On this 200th anniversary of the birth of Karl Marx we focus on Marx as a political activist, rather than what he is best known for, an economist and philosopher who wrote some of the most important analyses explaining capitalism and putting forward an alternative economic model.
In the Communist Manifesto, Marx wrote, "The history of all previous societies has been the history of class struggles." He believed political change stems from the history of conflicts between people who are exploited against the people who are exploiting them. This exploitation leads to conflict and revolt. Marx posited revolution as "the driving force of history."
The root of the political struggle for Marx was the economic system creating a struggle between classes. This conflict has varied throughout history; e.g., the serfs vs. the lords in the Feudal Era, the slaves vs. their owners in the era of slavery, and today between workers and their bosses or capitalists.
Marx Was a Political Activist Working to Change the World
In an interview with Immanuel Wallerstein, Marcello Musto described Marx's political activism, noting:
"For all his life, Marx was not merely a scholar isolated among the books of London's British Museum, but always a militant revolutionary involved in the struggles of his epoch. Due to his activism, he was expelled from France, Belgium and Germany in his youth. He was also forced to go into exile in England when the revolutions of 1848 were defeated. He promoted newspapers and journals and always supported labor movements in all the ways he could. Later, from 1864 to 1872, he became the leader of the International Working Men's Association, the first transnational organization of the working class and, in 1871, defended the Paris Commune, the first socialist experiment in history."
Wallerstein adds that Marx played a major role in organizing people on an international level and that "Marx's political activity also involved journalism". He worked as a journalist to get an income, but he saw his contributions as a political activity. He had not any sense of being a neutral. He was always a committed journalist."
At 24 years of age, Marx was writing fiery articles opposing Prussian authoritarianism. The newspaper he edited was closed in 1842 by the government, he was exiled and moved to Paris from where he was expelled in 1844.
In 1848, Marx and Engels published the Communist Manifesto. "The Manifesto" was written as a declaration of the principles of socialism for the Communist League in Brussels. It remains a statement of the core principles of socialism to this day.
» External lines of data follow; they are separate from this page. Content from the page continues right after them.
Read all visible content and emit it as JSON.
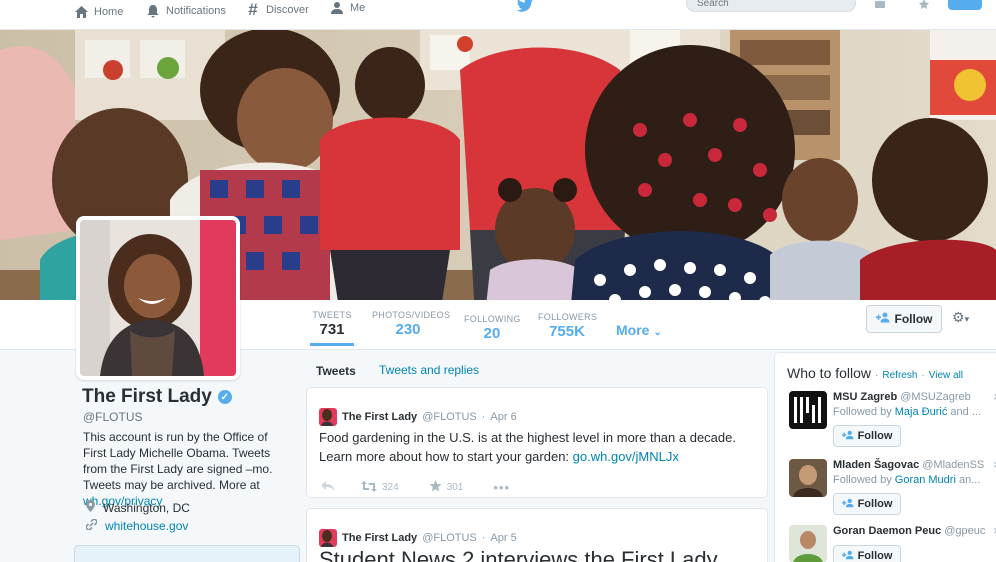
{
  "nav": {
    "home": "Home",
    "notifications": "Notifications",
    "discover": "Discover",
    "me": "Me",
    "search_placeholder": "Search"
  },
  "profile": {
    "name": "The First Lady",
    "handle": "@FLOTUS",
    "bio_text": "This account is run by the Office of First Lady Michelle Obama. Tweets from the First Lady are signed –mo. Tweets may be archived. More at ",
    "bio_link": "wh.gov/privacy",
    "location": "Washington, DC",
    "website": "whitehouse.gov"
  },
  "stats": [
    {
      "label": "TWEETS",
      "value": "731"
    },
    {
      "label": "PHOTOS/VIDEOS",
      "value": "230"
    },
    {
      "label": "FOLLOWING",
      "value": "20"
    },
    {
      "label": "FOLLOWERS",
      "value": "755K"
    }
  ],
  "more_label": "More",
  "follow_label": "Follow",
  "tabs": {
    "tweets": "Tweets",
    "tweets_and_replies": "Tweets and replies"
  },
  "tweets": [
    {
      "name": "The First Lady",
      "handle": "@FLOTUS",
      "date": "Apr 6",
      "text": "Food gardening in the U.S. is at the highest level in more than a decade. Learn more about how to start your garden: ",
      "link": "go.wh.gov/jMNLJx",
      "retweets": "324",
      "favorites": "301"
    },
    {
      "name": "The First Lady",
      "handle": "@FLOTUS",
      "date": "Apr 5",
      "text": "Student News 2 interviews the First Lady"
    }
  ],
  "who_to_follow": {
    "title": "Who to follow",
    "refresh": "Refresh",
    "view_all": "View all",
    "followed_by_prefix": "Followed by",
    "suggestions": [
      {
        "name": "MSU Zagreb",
        "handle": "@MSUZagreb",
        "followed_by": "Maja Đurić",
        "followed_suffix": "and ..."
      },
      {
        "name": "Mladen Šagovac",
        "handle": "@MladenSS",
        "followed_by": "Goran Mudri",
        "followed_suffix": "an..."
      },
      {
        "name": "Goran Daemon Peuc",
        "handle": "@gpeuc",
        "followed_by": "",
        "followed_suffix": ""
      }
    ]
  },
  "colors": {
    "accent": "#55acee",
    "link": "#0084b4"
  }
}
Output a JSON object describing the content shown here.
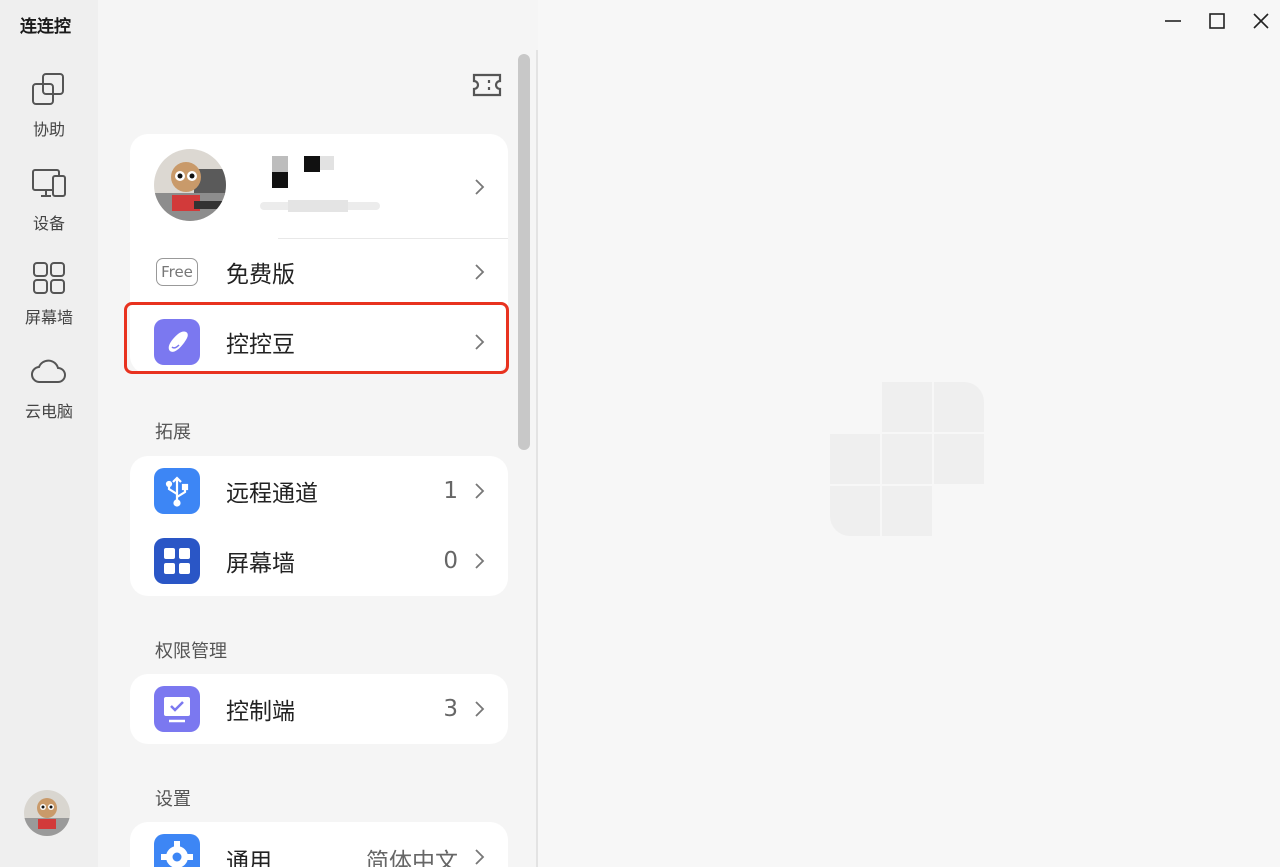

At 45 years of age, Marx was elected to the general council of the first International where he was active in organizing the International's annual congresses.
Marx's vision of socialism had nothing in common with one-party dictatorships like the former Soviet Union that declared themselves to be socialist or communist. For Marx, the key question was not whether the economy was controlled by the state, but which class controlled the state. A society can only be socialist if power is in the hands of workers themselves.
Our Tasks: Expose Inequality, Create New Economic Systems
Marx's critique of capitalism focuses on how it inevitably leads to concentration of wealth. Marxism was seen as extinct after the Reagan-Thatcher eras and the end of the Soviet Union. But, now after nearly 40 years of neoliberalism, the inequality of deregulated global capitalism has made the occupy meme of the 99 percent versus the one percent a factual reality.